The shortnose cisco (Coregonus reighardi) is a North American freshwater whitefish in the salmon family Salmonidae. One of the members of the broader Coregonus artedi species complex of ciscoes, it is native to the Great Lakes of Canada and the United States. Its population has been declining and it has disappeared from some of its earlier haunts. The last reported population was restricted to Georgian Bay off Lake Huron in Canada. It is thought that declines in the population of this fish may be linked with the arrival of the sea lamprey (Petromyzon marinus), in the Great Lakes. The International Union for Conservation of Nature has rated the conservation status of this fish as "critically endangered", and possibly extinct.

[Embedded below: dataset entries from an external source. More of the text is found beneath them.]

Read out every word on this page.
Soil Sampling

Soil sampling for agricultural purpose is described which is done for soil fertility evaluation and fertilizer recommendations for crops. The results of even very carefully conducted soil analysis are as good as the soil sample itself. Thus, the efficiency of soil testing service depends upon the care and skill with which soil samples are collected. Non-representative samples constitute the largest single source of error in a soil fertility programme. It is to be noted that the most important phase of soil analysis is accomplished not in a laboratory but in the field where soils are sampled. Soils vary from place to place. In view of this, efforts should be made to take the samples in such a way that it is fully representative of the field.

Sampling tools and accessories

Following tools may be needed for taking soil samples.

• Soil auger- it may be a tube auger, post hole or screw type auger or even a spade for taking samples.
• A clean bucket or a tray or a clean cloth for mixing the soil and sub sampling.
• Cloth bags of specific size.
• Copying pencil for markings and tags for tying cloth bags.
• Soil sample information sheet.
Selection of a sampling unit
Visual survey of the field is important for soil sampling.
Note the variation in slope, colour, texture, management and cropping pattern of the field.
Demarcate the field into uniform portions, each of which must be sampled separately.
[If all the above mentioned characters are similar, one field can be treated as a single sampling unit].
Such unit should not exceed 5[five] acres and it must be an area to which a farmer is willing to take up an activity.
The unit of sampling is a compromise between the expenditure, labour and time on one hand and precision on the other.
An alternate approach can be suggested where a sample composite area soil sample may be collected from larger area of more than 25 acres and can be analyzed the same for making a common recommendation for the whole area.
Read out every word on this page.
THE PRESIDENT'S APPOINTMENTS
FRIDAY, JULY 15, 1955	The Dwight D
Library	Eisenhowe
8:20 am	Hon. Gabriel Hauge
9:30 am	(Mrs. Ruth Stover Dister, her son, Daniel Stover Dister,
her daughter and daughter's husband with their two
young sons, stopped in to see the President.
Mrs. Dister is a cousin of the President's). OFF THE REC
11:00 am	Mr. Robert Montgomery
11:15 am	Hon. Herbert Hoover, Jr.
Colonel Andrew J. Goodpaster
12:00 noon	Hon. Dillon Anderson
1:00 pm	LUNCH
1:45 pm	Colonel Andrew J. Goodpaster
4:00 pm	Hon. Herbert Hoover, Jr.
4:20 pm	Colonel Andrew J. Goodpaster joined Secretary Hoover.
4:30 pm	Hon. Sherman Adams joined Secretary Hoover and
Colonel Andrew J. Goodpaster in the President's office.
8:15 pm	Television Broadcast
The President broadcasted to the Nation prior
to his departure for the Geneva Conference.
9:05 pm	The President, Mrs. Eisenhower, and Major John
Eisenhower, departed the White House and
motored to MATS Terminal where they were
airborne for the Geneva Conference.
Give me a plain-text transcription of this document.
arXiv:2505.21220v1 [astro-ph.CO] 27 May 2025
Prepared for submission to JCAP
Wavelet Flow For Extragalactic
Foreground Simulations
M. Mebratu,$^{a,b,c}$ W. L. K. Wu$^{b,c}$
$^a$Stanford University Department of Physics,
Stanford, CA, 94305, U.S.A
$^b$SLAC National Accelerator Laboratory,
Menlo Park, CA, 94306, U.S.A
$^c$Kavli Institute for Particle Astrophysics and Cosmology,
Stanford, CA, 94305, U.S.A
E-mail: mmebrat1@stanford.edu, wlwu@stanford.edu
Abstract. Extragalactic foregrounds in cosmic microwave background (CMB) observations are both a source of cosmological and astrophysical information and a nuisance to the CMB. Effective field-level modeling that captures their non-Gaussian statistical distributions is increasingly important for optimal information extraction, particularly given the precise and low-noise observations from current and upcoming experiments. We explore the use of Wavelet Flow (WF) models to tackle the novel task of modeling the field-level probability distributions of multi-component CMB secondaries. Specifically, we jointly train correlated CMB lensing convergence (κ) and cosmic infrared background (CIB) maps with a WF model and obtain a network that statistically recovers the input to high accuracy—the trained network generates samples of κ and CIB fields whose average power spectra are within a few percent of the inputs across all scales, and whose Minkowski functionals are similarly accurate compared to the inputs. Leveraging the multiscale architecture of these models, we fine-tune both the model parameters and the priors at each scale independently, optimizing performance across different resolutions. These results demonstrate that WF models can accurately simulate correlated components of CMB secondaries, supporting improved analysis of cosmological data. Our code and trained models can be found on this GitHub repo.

In 2024, the United States Geological Survey announced that the species had been rediscovered in Lake Superior.

==Description==
Reaching a maximum recorded length of 36 cm and a maximum recorded weight of 540 g, the shortnose cisco is distinguished from the other whitefishes by its thicker body (nearly circular in cross-section), short head (the source of the fish's common name), and small eye.

==Ecology==
Like many Coregonus species, the shortnose cisco is poorly understood, and little is known about its breeding or life-cycle except that it spawns in the spring at the lake bottom; the oldest specimen collected was eight years of age.
The fish feeds on crustaceans, molluscs, and zooplankton.

==Status==
It is native to the Great Lakes, formerly occurring in Lakes Huron, Michigan, and Ontario in Canada and the United States.
The IUCN considers C. reighardi to be Critically Endangered on the basis of plummeting population, caused by environmental degradation. The U.S. Fish and Wildlife Service and the Province of Ontario's Ministry of Natural Resources, however, consider the species already extinct, on the basis that no specimen has been collected since 1985. The species was last confirmed present in Lake Ontario in 1964, in Lake Michigan in 1974, and in Georgian Bay in 1985. Predation by the alien sea lamprey (Petromyzon marinus), in combination with commercial overfishing, has contributed to the fish's drastic reduction in numbers and possible extirpation. In 2024, it was announced that the species had been rediscovered in Lake Superior, where it is not previously known to have lived.